Bringing Code ALIVE: Optimizing Interactive Frontend Mini-Games via Automated Play and Reinforcement Learning at Scale
Abstract
The rapid evolution of Large Language Models (LLMs) has empowered even non-programmers to create visually appealing frontend mini-games with a single instruction. However, open-source models significantly lag behind proprietary counterparts in this domain. The core bottleneck is the lack of an evaluation mechanism that balances reliability with scalability, as existing methods either fail to verify dynamic interactivity or incur prohibitive computational costs.
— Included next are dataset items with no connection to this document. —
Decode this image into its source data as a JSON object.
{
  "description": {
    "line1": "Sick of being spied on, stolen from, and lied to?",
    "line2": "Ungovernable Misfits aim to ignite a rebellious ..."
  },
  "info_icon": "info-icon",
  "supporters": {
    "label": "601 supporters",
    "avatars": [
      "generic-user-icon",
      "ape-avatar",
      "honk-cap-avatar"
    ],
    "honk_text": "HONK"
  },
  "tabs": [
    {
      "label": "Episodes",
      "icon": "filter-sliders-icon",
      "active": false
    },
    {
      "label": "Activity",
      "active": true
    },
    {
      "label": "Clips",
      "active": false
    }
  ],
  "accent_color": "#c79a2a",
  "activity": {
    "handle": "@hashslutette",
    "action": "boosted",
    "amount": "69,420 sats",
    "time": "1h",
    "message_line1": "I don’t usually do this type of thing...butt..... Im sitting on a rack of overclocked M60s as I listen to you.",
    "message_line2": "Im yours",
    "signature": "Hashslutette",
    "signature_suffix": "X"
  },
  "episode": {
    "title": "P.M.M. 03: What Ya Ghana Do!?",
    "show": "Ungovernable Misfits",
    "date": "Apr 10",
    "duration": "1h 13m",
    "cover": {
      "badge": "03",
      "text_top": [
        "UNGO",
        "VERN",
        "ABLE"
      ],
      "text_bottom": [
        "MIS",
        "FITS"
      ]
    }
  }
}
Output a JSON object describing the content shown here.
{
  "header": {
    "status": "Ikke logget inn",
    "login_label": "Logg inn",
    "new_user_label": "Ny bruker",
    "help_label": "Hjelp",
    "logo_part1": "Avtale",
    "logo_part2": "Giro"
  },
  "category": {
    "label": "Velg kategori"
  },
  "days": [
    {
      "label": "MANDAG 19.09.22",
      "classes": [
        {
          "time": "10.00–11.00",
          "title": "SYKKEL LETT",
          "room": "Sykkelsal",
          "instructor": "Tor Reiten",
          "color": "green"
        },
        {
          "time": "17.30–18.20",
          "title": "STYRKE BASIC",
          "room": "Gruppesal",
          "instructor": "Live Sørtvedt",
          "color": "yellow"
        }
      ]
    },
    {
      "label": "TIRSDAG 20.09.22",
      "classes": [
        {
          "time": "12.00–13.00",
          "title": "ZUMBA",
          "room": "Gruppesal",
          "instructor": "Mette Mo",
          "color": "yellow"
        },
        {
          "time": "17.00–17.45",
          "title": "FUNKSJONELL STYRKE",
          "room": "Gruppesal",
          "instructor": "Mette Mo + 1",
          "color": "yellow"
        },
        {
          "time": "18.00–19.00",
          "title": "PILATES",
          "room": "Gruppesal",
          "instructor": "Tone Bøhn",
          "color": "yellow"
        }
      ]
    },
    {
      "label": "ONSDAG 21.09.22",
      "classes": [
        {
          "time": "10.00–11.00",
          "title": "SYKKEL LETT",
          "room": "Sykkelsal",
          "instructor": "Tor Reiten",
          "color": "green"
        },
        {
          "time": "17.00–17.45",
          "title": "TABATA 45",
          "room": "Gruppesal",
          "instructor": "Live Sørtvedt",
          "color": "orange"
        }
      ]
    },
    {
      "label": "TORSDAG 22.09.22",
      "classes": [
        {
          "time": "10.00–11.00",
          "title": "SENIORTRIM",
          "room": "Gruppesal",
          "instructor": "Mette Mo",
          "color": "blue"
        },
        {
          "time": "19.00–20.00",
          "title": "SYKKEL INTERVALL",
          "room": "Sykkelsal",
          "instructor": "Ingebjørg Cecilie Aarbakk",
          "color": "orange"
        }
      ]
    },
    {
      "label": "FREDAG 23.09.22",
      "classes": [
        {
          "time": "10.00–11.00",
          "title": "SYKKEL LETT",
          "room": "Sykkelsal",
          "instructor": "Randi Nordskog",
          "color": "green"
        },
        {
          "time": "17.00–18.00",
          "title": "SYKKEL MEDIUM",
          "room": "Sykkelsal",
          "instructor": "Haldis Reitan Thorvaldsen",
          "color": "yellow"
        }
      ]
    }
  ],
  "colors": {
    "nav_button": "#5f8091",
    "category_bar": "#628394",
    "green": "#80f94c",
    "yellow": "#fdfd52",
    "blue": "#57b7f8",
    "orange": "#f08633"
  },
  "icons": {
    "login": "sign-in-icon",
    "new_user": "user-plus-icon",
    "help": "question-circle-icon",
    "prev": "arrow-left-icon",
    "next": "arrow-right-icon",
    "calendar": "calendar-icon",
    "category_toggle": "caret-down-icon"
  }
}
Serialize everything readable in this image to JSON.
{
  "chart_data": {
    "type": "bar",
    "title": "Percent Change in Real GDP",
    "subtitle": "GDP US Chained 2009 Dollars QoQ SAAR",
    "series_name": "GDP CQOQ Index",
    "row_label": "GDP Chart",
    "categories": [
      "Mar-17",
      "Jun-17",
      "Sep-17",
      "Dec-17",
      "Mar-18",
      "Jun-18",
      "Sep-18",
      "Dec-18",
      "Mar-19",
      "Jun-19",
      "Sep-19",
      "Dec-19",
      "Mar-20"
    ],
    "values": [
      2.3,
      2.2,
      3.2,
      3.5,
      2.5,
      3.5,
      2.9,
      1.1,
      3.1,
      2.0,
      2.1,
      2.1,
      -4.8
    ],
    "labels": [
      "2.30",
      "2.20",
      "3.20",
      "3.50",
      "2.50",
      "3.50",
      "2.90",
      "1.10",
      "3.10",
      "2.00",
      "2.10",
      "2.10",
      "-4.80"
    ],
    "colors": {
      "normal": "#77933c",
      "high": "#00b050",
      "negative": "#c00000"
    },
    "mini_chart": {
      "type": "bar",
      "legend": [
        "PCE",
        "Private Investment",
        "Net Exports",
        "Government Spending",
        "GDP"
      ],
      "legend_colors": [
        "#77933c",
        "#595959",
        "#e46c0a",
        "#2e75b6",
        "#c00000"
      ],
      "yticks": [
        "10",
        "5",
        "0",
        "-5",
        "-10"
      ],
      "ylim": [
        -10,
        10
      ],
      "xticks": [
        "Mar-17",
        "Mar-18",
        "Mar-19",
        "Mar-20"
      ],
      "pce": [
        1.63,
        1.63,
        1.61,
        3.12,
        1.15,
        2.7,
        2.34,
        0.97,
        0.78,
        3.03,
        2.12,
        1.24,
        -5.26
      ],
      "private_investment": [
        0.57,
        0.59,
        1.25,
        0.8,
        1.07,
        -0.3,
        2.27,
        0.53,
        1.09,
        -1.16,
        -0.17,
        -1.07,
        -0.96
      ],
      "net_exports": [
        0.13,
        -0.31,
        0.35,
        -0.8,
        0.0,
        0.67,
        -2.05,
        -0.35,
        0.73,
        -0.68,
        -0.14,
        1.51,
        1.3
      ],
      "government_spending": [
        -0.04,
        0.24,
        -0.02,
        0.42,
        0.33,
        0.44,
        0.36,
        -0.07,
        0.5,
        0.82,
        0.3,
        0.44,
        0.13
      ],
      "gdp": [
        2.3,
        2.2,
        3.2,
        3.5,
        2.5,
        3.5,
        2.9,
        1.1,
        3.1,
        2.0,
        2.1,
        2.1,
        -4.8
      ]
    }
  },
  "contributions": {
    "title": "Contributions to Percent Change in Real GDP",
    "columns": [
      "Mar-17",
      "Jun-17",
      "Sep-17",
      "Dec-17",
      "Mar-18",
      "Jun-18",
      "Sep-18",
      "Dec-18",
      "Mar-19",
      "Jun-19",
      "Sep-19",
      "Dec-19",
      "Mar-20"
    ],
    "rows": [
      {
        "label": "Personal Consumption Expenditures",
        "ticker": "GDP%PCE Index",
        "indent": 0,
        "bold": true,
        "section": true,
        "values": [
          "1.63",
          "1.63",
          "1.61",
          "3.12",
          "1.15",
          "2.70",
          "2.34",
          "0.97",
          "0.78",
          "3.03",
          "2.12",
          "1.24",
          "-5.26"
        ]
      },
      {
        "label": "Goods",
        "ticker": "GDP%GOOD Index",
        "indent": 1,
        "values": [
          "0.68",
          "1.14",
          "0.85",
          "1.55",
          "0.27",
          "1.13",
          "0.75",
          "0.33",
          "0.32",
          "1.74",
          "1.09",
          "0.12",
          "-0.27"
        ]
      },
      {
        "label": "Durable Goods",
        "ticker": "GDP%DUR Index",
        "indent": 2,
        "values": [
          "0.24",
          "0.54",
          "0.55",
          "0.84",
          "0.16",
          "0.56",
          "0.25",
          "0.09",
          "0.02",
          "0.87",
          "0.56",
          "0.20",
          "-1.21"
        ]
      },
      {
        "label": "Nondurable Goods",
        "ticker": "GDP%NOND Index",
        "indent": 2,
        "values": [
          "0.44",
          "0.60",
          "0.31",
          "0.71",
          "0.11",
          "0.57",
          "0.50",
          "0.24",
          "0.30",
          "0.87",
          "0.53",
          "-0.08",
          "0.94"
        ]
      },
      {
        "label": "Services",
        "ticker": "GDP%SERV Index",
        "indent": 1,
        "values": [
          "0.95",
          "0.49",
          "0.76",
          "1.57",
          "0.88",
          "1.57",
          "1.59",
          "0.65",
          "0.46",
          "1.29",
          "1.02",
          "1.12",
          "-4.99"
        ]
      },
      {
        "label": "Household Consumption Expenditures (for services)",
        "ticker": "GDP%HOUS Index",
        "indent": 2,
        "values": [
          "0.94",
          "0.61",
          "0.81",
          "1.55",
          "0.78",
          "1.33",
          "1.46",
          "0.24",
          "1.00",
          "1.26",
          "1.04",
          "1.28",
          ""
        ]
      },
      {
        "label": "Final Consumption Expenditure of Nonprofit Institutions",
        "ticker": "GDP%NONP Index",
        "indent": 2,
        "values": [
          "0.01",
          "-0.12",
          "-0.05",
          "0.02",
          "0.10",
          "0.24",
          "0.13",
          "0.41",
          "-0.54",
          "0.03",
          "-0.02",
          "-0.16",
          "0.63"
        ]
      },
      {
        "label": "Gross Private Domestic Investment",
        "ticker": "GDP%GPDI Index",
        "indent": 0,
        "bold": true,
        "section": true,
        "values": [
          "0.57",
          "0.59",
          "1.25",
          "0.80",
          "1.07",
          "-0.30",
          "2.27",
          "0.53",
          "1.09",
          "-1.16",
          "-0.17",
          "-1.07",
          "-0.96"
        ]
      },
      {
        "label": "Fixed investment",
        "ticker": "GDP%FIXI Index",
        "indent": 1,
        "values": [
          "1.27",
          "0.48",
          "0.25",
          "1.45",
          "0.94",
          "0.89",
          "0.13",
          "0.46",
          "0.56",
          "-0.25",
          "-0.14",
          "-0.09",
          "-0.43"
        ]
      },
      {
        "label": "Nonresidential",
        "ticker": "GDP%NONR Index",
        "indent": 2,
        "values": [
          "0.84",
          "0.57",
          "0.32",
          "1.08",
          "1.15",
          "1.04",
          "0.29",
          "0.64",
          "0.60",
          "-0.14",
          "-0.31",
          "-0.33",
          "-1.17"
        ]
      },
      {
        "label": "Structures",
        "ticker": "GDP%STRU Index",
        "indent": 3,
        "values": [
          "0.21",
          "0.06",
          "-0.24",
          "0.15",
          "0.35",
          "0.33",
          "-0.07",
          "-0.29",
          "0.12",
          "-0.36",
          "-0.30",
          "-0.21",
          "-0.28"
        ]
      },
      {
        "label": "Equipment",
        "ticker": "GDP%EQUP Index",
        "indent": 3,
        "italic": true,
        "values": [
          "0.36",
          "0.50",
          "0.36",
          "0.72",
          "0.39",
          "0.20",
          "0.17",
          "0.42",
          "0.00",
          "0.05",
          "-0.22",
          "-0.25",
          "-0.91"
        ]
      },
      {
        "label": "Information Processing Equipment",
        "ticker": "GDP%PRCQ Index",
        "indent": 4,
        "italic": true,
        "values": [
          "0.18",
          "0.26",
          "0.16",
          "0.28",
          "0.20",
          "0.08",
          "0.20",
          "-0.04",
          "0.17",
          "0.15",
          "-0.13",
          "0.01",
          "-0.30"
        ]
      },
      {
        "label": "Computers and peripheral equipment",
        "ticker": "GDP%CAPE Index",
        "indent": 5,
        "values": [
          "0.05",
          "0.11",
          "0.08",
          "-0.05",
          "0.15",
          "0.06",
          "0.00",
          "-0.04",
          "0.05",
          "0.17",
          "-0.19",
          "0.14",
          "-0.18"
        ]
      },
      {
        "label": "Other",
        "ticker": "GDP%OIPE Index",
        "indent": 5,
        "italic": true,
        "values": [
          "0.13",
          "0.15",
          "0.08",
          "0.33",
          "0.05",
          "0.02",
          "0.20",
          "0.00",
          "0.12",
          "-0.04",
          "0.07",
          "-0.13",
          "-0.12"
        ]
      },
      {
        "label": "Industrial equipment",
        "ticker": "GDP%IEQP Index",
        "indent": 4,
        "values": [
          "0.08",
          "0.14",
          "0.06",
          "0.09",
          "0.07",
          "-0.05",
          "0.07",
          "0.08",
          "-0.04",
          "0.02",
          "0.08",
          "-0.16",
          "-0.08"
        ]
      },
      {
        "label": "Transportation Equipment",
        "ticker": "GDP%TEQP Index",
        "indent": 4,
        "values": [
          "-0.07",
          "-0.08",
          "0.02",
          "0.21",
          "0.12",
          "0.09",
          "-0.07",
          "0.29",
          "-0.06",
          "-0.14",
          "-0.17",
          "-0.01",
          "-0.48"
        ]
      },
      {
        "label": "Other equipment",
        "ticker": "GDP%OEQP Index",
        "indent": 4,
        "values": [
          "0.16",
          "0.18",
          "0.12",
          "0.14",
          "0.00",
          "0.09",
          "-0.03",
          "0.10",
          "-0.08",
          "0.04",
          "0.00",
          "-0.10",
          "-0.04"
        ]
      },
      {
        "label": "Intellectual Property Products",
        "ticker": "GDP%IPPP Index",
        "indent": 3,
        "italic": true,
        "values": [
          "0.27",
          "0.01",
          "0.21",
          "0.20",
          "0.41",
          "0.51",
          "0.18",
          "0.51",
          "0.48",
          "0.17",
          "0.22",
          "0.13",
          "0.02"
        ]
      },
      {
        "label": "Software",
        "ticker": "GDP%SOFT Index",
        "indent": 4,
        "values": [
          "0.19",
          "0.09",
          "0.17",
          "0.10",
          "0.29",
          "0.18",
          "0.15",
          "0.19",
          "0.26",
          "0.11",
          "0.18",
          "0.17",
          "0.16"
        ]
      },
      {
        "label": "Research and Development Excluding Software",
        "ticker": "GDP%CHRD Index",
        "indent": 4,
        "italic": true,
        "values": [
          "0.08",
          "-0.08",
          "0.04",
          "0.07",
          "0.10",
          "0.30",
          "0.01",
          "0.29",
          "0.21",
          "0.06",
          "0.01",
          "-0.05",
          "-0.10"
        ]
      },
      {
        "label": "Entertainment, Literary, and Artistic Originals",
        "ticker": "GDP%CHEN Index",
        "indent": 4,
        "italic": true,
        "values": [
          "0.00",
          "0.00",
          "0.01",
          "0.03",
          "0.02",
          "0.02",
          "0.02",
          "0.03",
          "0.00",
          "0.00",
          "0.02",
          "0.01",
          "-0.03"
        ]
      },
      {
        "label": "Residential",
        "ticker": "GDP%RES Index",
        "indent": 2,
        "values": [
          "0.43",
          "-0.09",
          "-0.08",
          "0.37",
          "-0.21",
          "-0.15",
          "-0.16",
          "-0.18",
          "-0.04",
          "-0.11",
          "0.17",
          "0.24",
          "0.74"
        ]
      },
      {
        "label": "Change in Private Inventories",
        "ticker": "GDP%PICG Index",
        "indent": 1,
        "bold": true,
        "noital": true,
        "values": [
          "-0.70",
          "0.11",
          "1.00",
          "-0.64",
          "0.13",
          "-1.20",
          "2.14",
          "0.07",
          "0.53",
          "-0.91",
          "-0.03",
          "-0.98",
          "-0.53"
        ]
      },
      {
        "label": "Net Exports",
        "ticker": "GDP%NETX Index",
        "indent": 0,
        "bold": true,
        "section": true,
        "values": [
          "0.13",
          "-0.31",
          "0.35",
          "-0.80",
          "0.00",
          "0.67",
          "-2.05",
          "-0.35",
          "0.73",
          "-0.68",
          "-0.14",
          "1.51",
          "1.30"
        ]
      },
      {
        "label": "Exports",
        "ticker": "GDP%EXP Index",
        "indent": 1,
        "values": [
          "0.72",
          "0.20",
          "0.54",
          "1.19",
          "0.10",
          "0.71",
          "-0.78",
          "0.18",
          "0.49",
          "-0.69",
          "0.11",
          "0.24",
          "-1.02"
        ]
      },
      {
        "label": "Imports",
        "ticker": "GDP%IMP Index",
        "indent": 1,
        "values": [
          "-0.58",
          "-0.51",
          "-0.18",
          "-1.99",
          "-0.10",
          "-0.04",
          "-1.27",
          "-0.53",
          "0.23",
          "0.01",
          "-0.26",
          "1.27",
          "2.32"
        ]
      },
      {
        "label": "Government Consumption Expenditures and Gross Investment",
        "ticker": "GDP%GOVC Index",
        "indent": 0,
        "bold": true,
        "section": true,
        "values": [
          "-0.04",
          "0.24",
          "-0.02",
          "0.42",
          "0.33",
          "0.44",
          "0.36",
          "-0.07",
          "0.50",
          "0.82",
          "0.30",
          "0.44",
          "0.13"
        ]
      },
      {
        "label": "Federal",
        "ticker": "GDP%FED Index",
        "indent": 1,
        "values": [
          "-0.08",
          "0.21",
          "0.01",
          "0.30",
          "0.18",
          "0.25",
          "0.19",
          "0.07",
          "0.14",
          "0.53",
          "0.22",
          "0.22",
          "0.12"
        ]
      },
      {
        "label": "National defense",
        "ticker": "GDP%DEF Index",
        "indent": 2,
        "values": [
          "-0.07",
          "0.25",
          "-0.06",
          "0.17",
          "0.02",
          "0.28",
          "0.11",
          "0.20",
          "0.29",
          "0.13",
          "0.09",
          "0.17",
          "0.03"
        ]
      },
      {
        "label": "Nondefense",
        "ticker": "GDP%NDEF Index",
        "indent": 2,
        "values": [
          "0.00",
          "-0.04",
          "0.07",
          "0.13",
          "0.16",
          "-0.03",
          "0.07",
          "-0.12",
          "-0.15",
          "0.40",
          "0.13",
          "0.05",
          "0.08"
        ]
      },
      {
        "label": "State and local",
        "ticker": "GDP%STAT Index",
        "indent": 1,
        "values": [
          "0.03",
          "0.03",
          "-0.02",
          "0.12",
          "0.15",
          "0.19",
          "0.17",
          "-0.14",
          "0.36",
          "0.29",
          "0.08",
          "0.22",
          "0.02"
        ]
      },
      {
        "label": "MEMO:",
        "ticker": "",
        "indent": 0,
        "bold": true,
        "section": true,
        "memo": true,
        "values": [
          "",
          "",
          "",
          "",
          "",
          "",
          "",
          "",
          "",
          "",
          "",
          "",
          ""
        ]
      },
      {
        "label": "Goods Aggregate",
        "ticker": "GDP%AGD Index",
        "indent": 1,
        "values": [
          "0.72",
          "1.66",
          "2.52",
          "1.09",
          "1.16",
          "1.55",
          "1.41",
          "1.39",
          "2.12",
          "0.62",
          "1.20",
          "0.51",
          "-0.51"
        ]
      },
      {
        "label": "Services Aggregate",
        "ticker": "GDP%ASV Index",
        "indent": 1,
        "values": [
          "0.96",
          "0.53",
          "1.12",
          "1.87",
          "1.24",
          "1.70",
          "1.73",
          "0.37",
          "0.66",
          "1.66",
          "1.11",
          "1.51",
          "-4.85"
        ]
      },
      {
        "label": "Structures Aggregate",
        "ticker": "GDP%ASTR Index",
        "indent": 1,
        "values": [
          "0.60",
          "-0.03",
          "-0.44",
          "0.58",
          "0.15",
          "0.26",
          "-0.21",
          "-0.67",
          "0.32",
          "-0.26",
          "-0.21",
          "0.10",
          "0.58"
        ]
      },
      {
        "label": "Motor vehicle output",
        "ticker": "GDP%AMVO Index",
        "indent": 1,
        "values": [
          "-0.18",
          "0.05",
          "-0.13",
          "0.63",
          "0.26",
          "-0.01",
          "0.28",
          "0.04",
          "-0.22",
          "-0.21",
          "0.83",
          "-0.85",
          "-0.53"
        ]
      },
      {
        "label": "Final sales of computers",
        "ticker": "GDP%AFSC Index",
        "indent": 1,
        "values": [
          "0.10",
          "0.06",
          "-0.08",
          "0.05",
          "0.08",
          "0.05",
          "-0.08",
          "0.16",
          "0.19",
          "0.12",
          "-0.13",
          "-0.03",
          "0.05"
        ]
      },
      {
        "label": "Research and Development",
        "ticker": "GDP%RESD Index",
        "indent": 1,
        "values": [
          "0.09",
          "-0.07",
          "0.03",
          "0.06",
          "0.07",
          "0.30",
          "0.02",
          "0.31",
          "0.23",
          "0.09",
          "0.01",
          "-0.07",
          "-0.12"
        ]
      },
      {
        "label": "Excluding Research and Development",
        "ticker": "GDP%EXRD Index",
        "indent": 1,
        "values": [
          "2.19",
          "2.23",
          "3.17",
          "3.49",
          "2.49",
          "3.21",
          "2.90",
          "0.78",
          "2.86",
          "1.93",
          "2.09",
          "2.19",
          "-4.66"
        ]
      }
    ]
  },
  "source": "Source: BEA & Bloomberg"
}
To bridge this gap, we introduce ALIVE (Aligning LLMs via Interactive Visual Execution), a high-throughput framework that leverages one-shot planning and DOM-based analysis to automatically evaluate generated games at scale. Extensive experiments demonstrate that ALIVE significantly outperforms static judge baselines in identifying functional flaws while remaining orders of magnitude more efficient than GUI agents. Functioning as a scalable `pre-flight' evaluation layer, it curates high-quality data for Supervised Fine-Tuning (SFT) and provides a consistent reward signal for Reinforcement Learning (RL). We leverage this pipeline to train ALIVE-Coder, a model achieving superior performance in interactive frontend generation. To the best of our knowledge, our work offers the first scalable path to evaluate and optimize interactive code, substantially advancing open-source capabilities.